« Dans la préméditation du crime, toutes les circonstances qui me favorisaient m’avaient frappé d’un seul coup, et bien avant même de faire un cadavre de l’agent de change, j’avais entrevu combien il me serait facile de m’en débarrasser. Au préalable, je sortis pour tâter les lieux.

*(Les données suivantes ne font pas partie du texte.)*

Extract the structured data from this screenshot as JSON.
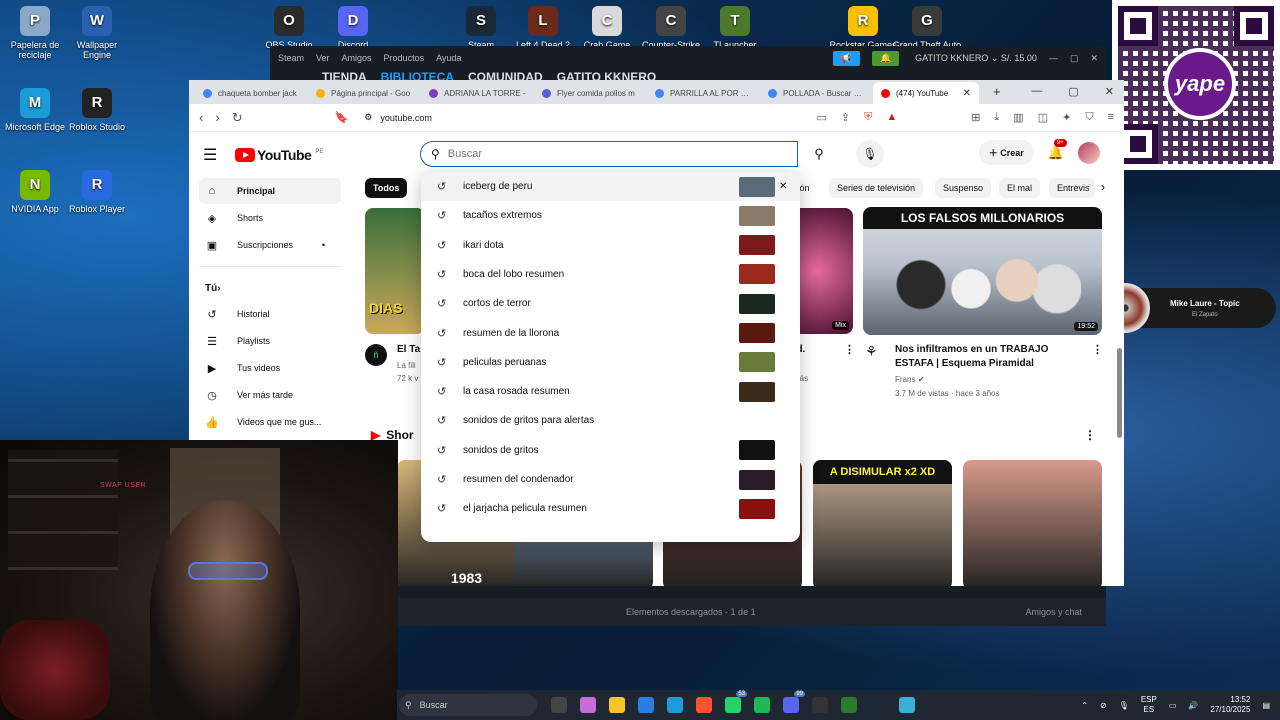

Le brouillard ne discontinuait pas d’étendre aux alentours son voile impénétrable. J’étais à deux pas du Pont-Rouge. De borne en borne, je me glissai jusqu’à la Seine. J’écoutai. Le silence n’était pas moins profond que les ténèbres n’étaient épaisses. L’eau seule, dans sa course, bruissait et chantait sa psalmodie monotone et sinistre…
« De retour à la maison, après m’être déchaussé, car j’étais résolu à sortir pieds nus, j’enveloppai Thillard et sa valise dans les plis de son manteau. Déjà d’une force herculéenne, surexcité en outre au point d’ébranler une montagne, je soulevai l’agent de change dans mes bras comme j’eusse fait d’un mannequin d’osier. Sur mon ordre, Rosalie éteignit la lumière et alla m’ouvrir la porte…
« Chargé de mon fardeau, je marchai à pas de loup, lentement, sûrement vers le pont. Quoi que j’en eusse, je sentais la sueur ruisseler sur mon visage. Pour surcroît de terreur, je ne fus pas plutôt engagé sur la passerelle, que les oscillations du tablier me firent croire que des gens venaient à ma rencontre. Une telle sensation n’est pas exprimable.